The 54 per cent of the West Bank allotted to the Palestinians is further transected by Israelis-only roads and ‘security areas’. So, where could a Palestinian state be established in this geography?
The purpose of the ‘peace process’ has been to implement the two-state solution. Given the current reality, that is a pipe dream. As the outgoing UN coordinator for the Middle East peace process said in May, “A Palestinian state requires both a territory and a government, and the basis for both is being systematically undermined.” And so, he concluded, it would be impossible to divide the land into two states.
The Palestinian movement is riven by factional fighting. The division between Gaza under a Hamas government and the West Bank under Fatah is a reality. Israel and the Quartet powers have tried hard since the Hamas election in 2006 to destroy the Islamist movement by starving the Palestinian population and shutting them away in a large prison.
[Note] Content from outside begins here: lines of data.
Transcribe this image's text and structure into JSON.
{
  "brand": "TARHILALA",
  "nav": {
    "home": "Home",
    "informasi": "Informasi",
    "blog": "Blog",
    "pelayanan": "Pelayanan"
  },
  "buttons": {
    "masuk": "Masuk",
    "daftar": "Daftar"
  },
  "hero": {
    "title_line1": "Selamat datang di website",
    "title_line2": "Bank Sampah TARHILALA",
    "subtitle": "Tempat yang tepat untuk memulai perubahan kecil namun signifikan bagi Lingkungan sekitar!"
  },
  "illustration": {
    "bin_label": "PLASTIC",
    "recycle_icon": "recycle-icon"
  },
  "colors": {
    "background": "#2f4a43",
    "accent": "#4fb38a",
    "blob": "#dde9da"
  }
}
This has created unimaginable hardship and suffering, but it has not removed Hamas control of Gaza.
So, ignoring this reality and inviting Abbas to Washington as if none of it existed is foolish and pointless.
He himself is unwilling to attend the conference without a prior commitment from Israel on key issues. Olmert, hamstrung by his own shaky coalition, is unable to do other than stall -- two weak men unfitted to their task. Even some Israeli commentators are warning against holding a conference in such circumstances.
Until the western powers recognize that the key to Middle Eastern peace is to deal with Israel’s policies and behavior and not to hold make-believe conferences based on fantasy, there will be no peace in the region or the world.
Dr. Ghada Karmi is a leading Palestinian political activist and a research fellow at the Institute of Arab and Islamic Studies, University of Exeter, England.